No todos los emprendimientos de importancia tienen éxito sin capital de apoyo. Este surgió hace más de 100 años. Thomas A. Edison y Nikola Tesla no hubieran podido realizar sus sueños sin el dinero de inversionistas que los ayudaron teniendo claro que si fracasaban lo perderían. Esos financistas, entre ellos, John P. Morgan, triunfaron en unos inventos y en otros les fue mal. La manera informal de inicio se fue formalizando con banqueros especializados en tomar enormes riesgos; de diez proyectos pierden en 9, pero el invento triunfador cubre las pérdidas de los que fracasan y deja enorme utilidad en el ganador.

Todas las empresas tecnológicas que dominan el mundo empezaron muy pequeñas, con pocos empleados y en el garaje de las casas de los padres o locales de pocos metros cuadrados.

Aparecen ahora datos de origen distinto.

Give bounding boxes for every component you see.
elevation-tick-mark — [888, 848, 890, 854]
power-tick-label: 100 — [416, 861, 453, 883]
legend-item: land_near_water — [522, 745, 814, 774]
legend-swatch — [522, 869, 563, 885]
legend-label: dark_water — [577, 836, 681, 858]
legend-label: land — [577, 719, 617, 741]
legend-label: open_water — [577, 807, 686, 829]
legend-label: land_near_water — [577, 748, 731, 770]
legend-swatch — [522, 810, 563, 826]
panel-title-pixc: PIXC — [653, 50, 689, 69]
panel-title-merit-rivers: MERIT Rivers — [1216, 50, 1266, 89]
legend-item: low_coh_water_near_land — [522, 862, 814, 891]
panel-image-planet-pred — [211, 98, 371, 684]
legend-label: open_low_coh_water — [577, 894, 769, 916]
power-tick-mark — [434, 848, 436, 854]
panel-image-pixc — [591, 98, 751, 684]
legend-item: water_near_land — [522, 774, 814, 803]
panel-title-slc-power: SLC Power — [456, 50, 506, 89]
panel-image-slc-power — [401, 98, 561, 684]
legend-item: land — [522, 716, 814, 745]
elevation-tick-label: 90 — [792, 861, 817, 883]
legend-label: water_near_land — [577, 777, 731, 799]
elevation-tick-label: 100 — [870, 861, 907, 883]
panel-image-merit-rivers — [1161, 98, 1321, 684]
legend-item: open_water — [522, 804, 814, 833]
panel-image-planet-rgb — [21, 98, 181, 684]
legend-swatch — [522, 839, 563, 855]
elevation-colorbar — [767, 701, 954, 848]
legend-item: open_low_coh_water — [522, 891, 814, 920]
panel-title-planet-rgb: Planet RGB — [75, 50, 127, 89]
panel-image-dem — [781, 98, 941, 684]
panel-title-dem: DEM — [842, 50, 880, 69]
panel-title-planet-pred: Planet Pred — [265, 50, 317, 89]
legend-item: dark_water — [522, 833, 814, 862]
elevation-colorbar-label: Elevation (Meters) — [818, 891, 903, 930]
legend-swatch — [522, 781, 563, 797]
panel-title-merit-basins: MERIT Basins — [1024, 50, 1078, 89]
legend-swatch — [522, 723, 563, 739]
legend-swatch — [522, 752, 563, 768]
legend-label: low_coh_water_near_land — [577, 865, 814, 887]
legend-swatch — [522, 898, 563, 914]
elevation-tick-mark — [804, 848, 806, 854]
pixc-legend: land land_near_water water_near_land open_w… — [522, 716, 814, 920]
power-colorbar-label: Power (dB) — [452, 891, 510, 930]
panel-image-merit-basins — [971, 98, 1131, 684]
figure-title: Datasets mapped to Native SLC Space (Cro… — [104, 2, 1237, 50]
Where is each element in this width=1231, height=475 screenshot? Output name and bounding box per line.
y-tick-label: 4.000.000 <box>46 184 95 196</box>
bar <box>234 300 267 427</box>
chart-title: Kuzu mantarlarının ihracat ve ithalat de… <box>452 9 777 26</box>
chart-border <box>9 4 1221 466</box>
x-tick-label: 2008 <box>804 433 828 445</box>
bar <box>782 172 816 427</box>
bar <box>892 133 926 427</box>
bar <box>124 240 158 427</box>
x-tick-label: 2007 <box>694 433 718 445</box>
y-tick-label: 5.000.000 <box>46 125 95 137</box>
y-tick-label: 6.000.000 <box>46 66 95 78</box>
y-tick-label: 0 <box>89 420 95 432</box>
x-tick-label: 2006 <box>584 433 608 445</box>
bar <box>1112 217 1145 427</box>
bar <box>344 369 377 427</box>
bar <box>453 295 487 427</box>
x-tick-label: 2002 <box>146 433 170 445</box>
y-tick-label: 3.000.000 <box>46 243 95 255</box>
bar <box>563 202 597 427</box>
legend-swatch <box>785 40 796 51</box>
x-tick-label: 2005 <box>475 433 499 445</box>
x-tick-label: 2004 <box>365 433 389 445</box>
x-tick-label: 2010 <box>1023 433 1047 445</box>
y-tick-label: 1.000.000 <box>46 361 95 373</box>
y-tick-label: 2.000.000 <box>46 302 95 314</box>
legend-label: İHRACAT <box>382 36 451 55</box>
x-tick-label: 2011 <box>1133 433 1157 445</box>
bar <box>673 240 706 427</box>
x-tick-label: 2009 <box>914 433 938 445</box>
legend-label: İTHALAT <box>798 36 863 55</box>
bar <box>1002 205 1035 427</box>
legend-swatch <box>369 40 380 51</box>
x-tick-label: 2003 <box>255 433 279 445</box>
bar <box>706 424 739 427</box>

Apple y Amazon tienen valor de mercado individual superior al producto interno bruto de Brasil. Los banqueros de inversión en esas empresas y otras hicieron mucho dinero.

Las pioneras tecnológicas no fueron fundadas por jóvenes que estudiaban universidad, como las últimas décadas: Gates, Jobs, Dell y otros. Fueron ingenieros con años de práctica. Así nació Silicon Valley en California, estado que era casi solo agrícola en los años treinta. HP, pionera en computación, fue fundada por David Packard y William Hewlett en el garaje de la casa del primero en Palo Alto. Estudiaron en la Universidad de Stanford, California. El garaje es lugar histórico, un museo del emprendimiento. Comenzó con 538 dólares de capital y hoy está en más de 150 países y da trabajo a más de 55.000 personas.

Años atrás conversando con un banquero le sugería destinar un pequeño capital, mencioné 100.000 dólares, para financiar a emprendedores, conociendo que algunos fracasarían. Eran años en que nacieron las incubadoras de negocios en Ecuador y con ellas pensé que era el inició de grandes cambios en el área de ayuda y financiamiento al emprendimiento. Fui invitado a ser miembro del directorio de una. Renuncié cuando no se lograba tener ‘quorum’ por ausencia del resto. El país no estaba preparado. Quizás ahora se encuentra.